Il "papà" di tanti campioni ricordato sul palco di viale d'Alviano a Treviso. Stefano, diesse alla Bardiani, avrà apprezzato. E chissà se avrà preso appunti su questo velocista padovano, capace di esaltarsi nelle volate di gruppo, ma di tenere pure sugli strappi. L'occhio da pistard allenato nelle categorie giovanili e un monumento che gli fa pulsare il cuore da sempre: «La corsa dei sogni è la Roubaix. Adoro le classiche, spero un giorno di correrla anch'io. I miei idoli sono Boonen, Sagan e Cancellara».

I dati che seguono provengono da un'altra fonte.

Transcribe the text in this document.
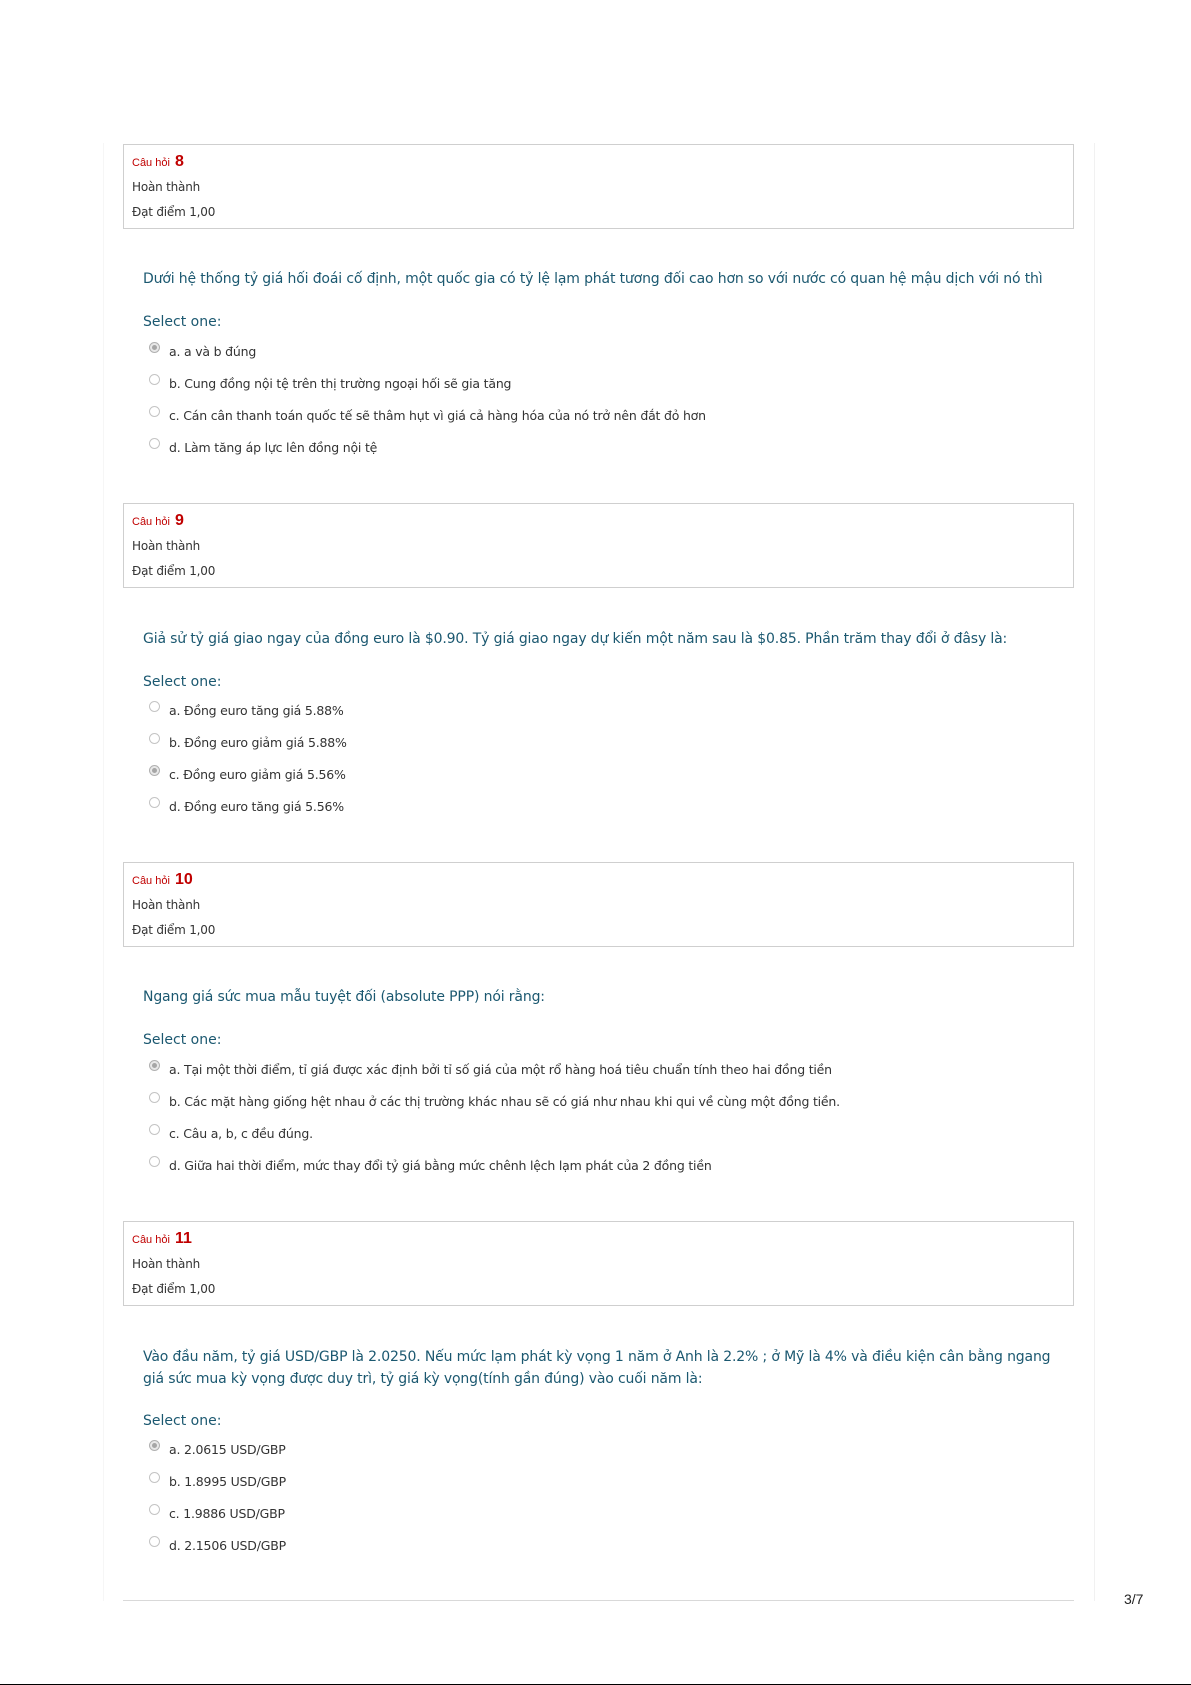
Câu hỏi 8
Hoàn thành
Đạt điểm 1,00
Dưới hệ thống tỷ giá hối đoái cố định, một quốc gia có tỷ lệ lạm phát tương đối cao hơn so với nước có quan hệ mậu dịch với nó thì
Select one:
a. a và b đúng
b. Cung đồng nội tệ trên thị trường ngoại hối sẽ gia tăng
c. Cán cân thanh toán quốc tế sẽ thâm hụt vì giá cả hàng hóa của nó trở nên đắt đỏ hơn
d. Làm tăng áp lực lên đồng nội tệ
Câu hỏi 9
Hoàn thành
Đạt điểm 1,00
Giả sử tỷ giá giao ngay của đồng euro là $0.90. Tỷ giá giao ngay dự kiến một năm sau là $0.85. Phần trăm thay đổi ở đâsy là:
Select one:
a. Đồng euro tăng giá 5.88%
b. Đồng euro giảm giá 5.88%
c. Đồng euro giảm giá 5.56%
d. Đồng euro tăng giá 5.56%
Câu hỏi 10
Hoàn thành
Đạt điểm 1,00
Ngang giá sức mua mẫu tuyệt đối (absolute PPP) nói rằng:
Select one:
a. Tại một thời điểm, tỉ giá được xác định bởi tỉ số giá của một rổ hàng hoá tiêu chuẩn tính theo hai đồng tiền
b. Các mặt hàng giống hệt nhau ở các thị trường khác nhau sẽ có giá như nhau khi qui về cùng một đồng tiền.
c. Câu a, b, c đều đúng.
d. Giữa hai thời điểm, mức thay đổi tỷ giá bằng mức chênh lệch lạm phát của 2 đồng tiền
Câu hỏi 11
Hoàn thành
Đạt điểm 1,00
Vào đầu năm, tỷ giá USD/GBP là 2.0250. Nếu mức lạm phát kỳ vọng 1 năm ở Anh là 2.2% ; ở Mỹ là 4% và điều kiện cân bằng ngang giá sức mua kỳ vọng được duy trì, tỷ giá kỳ vọng(tính gần đúng) vào cuối năm là:
Select one:
a. 2.0615 USD/GBP
b. 1.8995 USD/GBP
c. 1.9886 USD/GBP
d. 2.1506 USD/GBP
3/7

A Calderaro brillano gli occhi, mette giù tre nomi di peso per togliersi l'etichetta di "velocista puro", benché abbia vinto la corrida degli uomini jet. Ma restare ancorati al presente è fondamentale, così il padovano ricostruisce l'epilogo: «C'era paura per la presenza di un team pro e avversari più esperti, io ho pensato a dare il massimo e alla fine è andato tutto alla perfezione. Eravamo due punte, Bresciani si era un po' perso, così è toccato a me. Ringrazio i compagni per come mi hanno pilotato, dalle ultime due curve sono uscito in posizione ideale: Milani penultimo uomo, Bevilacqua apripista. Sono partito ai 250 metri, temevo di essere troppo lungo». Invece è arrivato il premio che lo spingerà a osare di più: «Sono al terzo anno, cercherò di cogliere più risultati possibili. Non ho obiettivi precisi, cercherò di far bene alla Bolghera e alla Milano-Busseto»

Calderaro ha l'hobby del carpfishing e tiene riposto nel cassetto un diploma da geometra. Azzurro agli Europei Juniores su strada e pista, ma sempre in attesa dell'acuto che sparigliasse le carte. La Popolarissima potrebbe aver acceso la miccia. Anche perché ha battuto gente che in stagione aveva già festeggiato. Come Damiano Cima, primo a San Bernardino e secondo alla San Geo: «Calderaro ha anticipato tutti, la Zalf è stata più forte», è stato il coomento generale a fine gara.

E il futuro di Filippo ora potrebbe aprirsi a nuovi sogni.